Letters - How to Reform the Failing Schools - NYTimes.com
To the Editor:
Thomas L. Friedman applauds a range of innovations and changes in the school system. These programs just repackage and rename good ideas adapted from excellent educational thinkers like John Dewey and Maria Montessori.
What the current ruthless educational reformers need to address is the decline in our society’s insistence on citizens’ and students’ literacy. The new educational programs do not hold a student responsible for genuine academic achievement and mastery. None of the new classroom assessment or teaching techniques make a student responsible for formulating an independent thought or engineering a persuasive argument.
We as a society need to become a force that will make a student want to know things, speak coherently and write cogently. Young people must, by some means, be made to want to be genuinely educated even though so much of popular culture disdains it. That is the true challenge facing our educational system.
Debra Michlewitz
Bayside, Queens, Aug. 27, 2010The writer is a retired public high school English teacher.

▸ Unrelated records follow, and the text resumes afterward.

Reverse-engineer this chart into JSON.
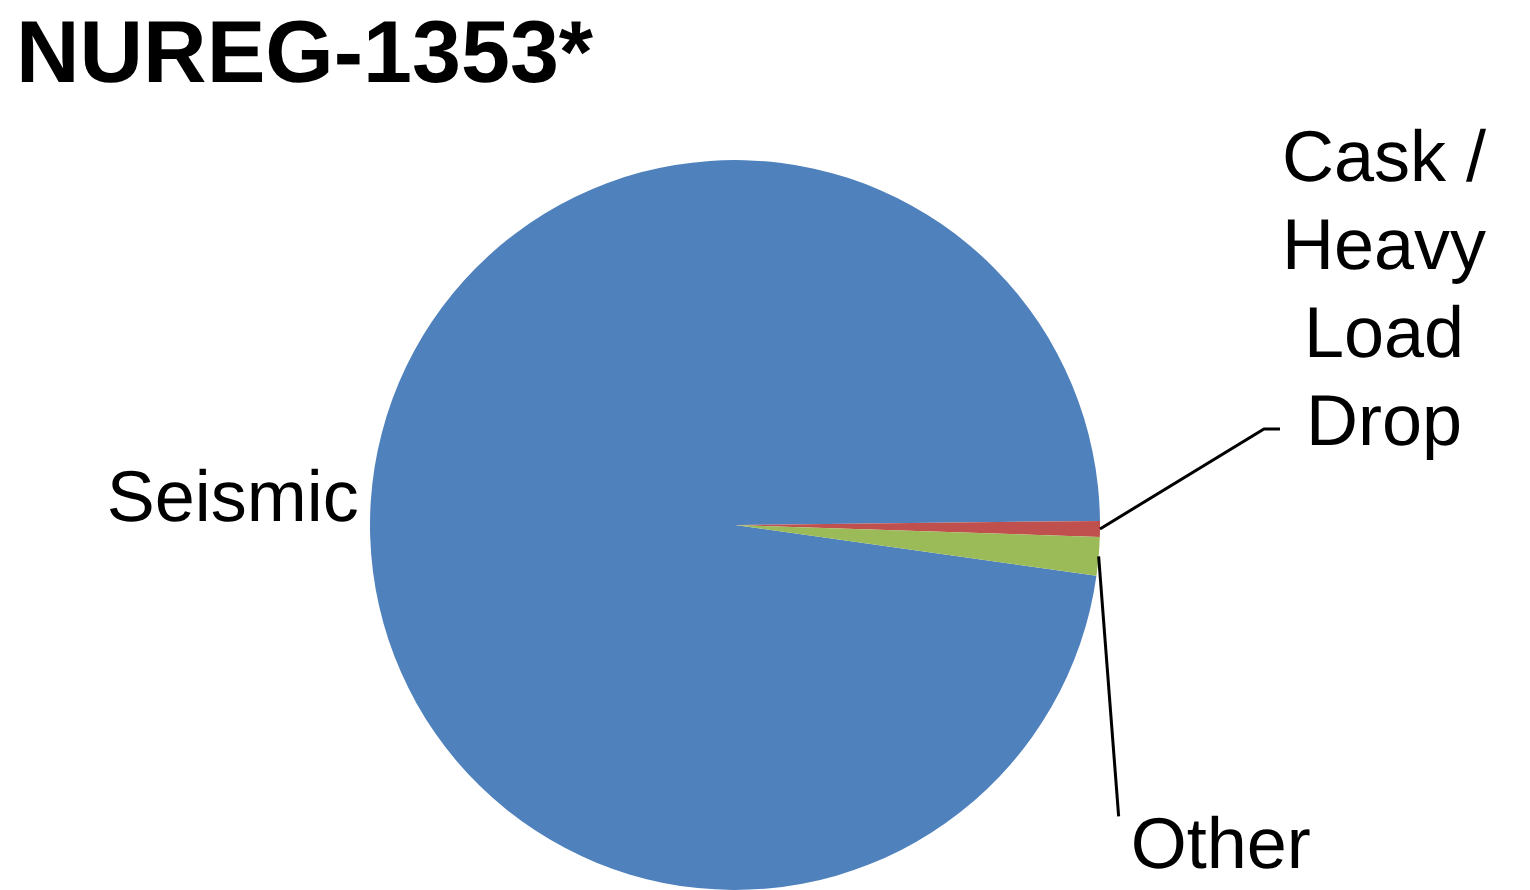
{
  "chart_data": {
    "type": "pie",
    "title": "NUREG-1353*",
    "categories": [
      "Seismic",
      "Cask / Heavy Load Drop",
      "Other"
    ],
    "values": [
      97.6,
      0.7,
      1.7
    ],
    "colors": [
      "#4f81bd",
      "#c0504d",
      "#9bbb59"
    ]
  }
}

I agree with Ms. Michlewitz' tone, but I think she misplaces the issue.
The "new educational programs" do not fail to "hold a student responsible," they do far worse, they don't even allow them the opportunity to be responsible. Students in today's system do not have very little, if any, control over their learning. Students are not allowed to pursue in our edcuational systems, instead they are dictated what to learn, how to learn it, when to learn it, what to do with it after they have memorized it and allowed to believe the myth that "once the test is over I can just forget it."

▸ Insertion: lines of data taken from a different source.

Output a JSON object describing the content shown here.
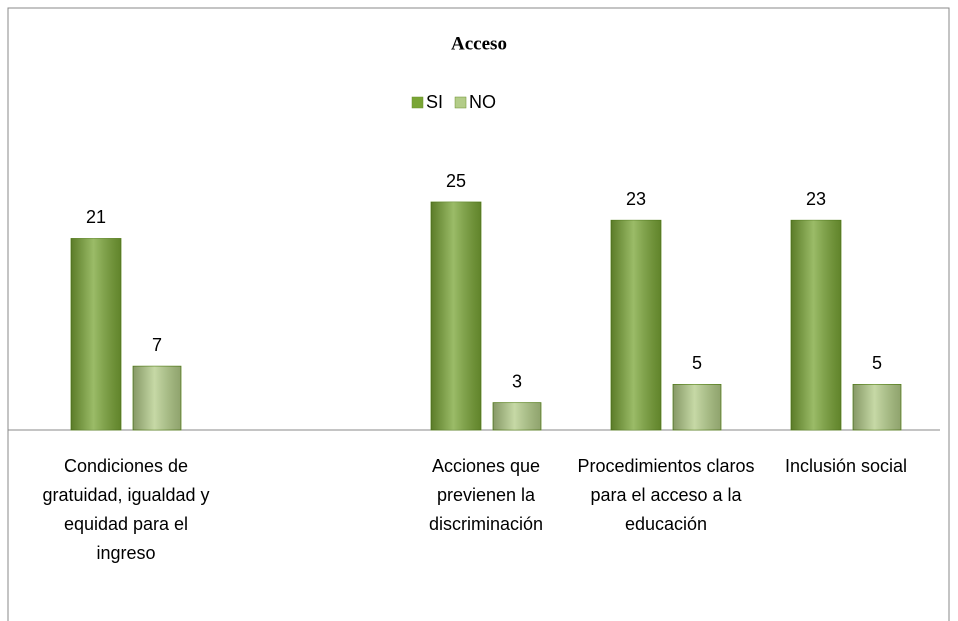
{
  "chart_data": {
    "type": "bar",
    "title": "Acceso",
    "categories": [
      "Condiciones de gratuidad, igualdad y equidad para el ingreso",
      null,
      "Acciones que previenen la discriminación",
      "Procedimientos claros para el acceso a la educación",
      "Inclusión social"
    ],
    "series": [
      {
        "name": "SI",
        "color": "#79a535",
        "values": [
          21,
          null,
          25,
          23,
          23
        ]
      },
      {
        "name": "NO",
        "color": "#b3cc88",
        "values": [
          7,
          null,
          3,
          5,
          5
        ]
      }
    ],
    "ylim": [
      0,
      25
    ],
    "legend": "top"
  }
}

I also believe that students already "want to know things." It is school that marginalizes the natural curiosity our kids enter school with. I watch my own children at home pursue learning (not related to required school work) with pure delight and tenacity. They try and try and try never feeling that their failures are wasted time or a judgment on their value as human beings. Instead, their curiosity piqued, they dive right in and learn.

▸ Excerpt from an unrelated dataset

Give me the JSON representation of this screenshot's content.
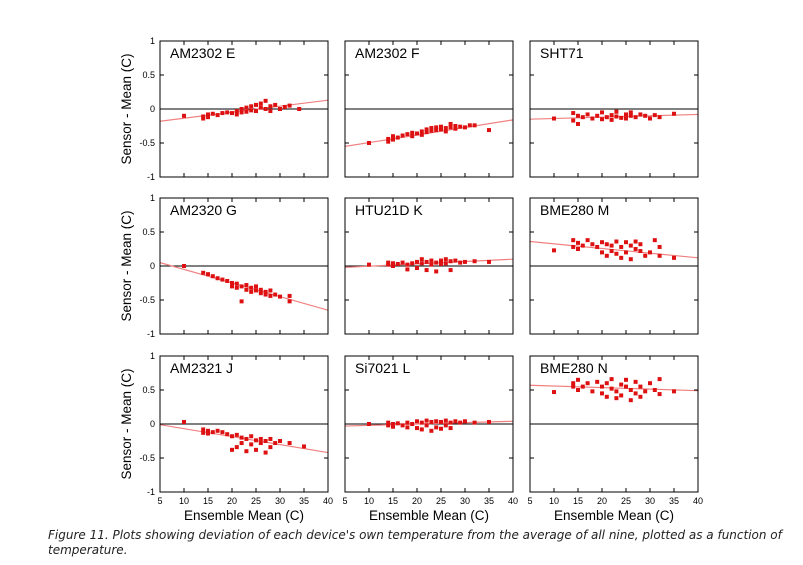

School is not a place for curiosity, not a place for diving right in. It is a place were everything is prescribed, learning defined, and judgment made. The goal of school is like tracing - if the student can render an exact replica of the original they pass, they are lauded, they become the valedictorian . . . what they can't do is create, innovate, and as Ms Michlewitz accurately points out, can't formulate an independent thought or engineer a persuasive argument. They have been taught not to do that . . . much to this country's detriment.